# Bracelet replacement



## pmastin (Feb 25, 2018)

Any thoughts on changing a Breitling bracelet for a generic leather one? I've done it and like the look but got some differing opinion...is is daft having a £20 strap on instead of the original bracelet?


----------



## mac's TT (Apr 29, 2009)

Not at all, it's whatever you are comfortable with, I've got a Seawolf on a rubber pro III at this precise moment


----------



## rolexgirl (Jul 17, 2010)

You can get some good Breitling style leather straps relatively cheaply, I have done it in the past


----------



## pmastin (Feb 25, 2018)

Strap was only £20 but leather and actually looks really good, just fancied a change from the 'all metal' look


----------



## JoT (Aug 12, 2003)

If it is on a metal bracelet keep it that way in my opinion if it is on a Breitling leather strap then buy generic Breitling style straps as rolexgirl says they aren't that expensive.

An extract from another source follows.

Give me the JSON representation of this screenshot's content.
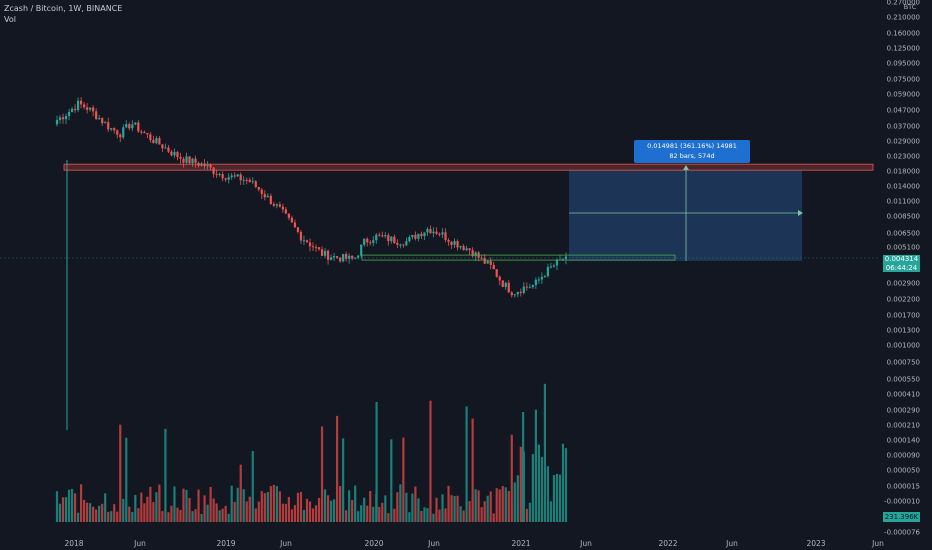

UNless you want a break from all that shiny steel!


----------



## pmastin (Feb 25, 2018)

Think that's why I did it, for a change from all that steel!


----------



## ong (Jul 31, 2008)

Done the same myself a few times. Basically whatever you think looks good probably is as beauty is in the eye of the beholder ( to quote an old proverb...).


----------



## pmastin (Feb 25, 2018)

I thin' it looks fab so all gooda, sorry for being needy lol


----------



## jsmithie82 (Aug 8, 2018)

Yes I agree. It's nice to have a change and as long as you like the look and it is comfortable then go for it. Another bonus is that it will keep your original strap nice because you wont be wearing it.


----------



## it'salivejim (Jan 19, 2013)

watchnut100 said:


> I prefer steel but do have some leather strapped watches, whatever you prefer.


 Another long-dead thread resurrected. What are you trying to sell?


----------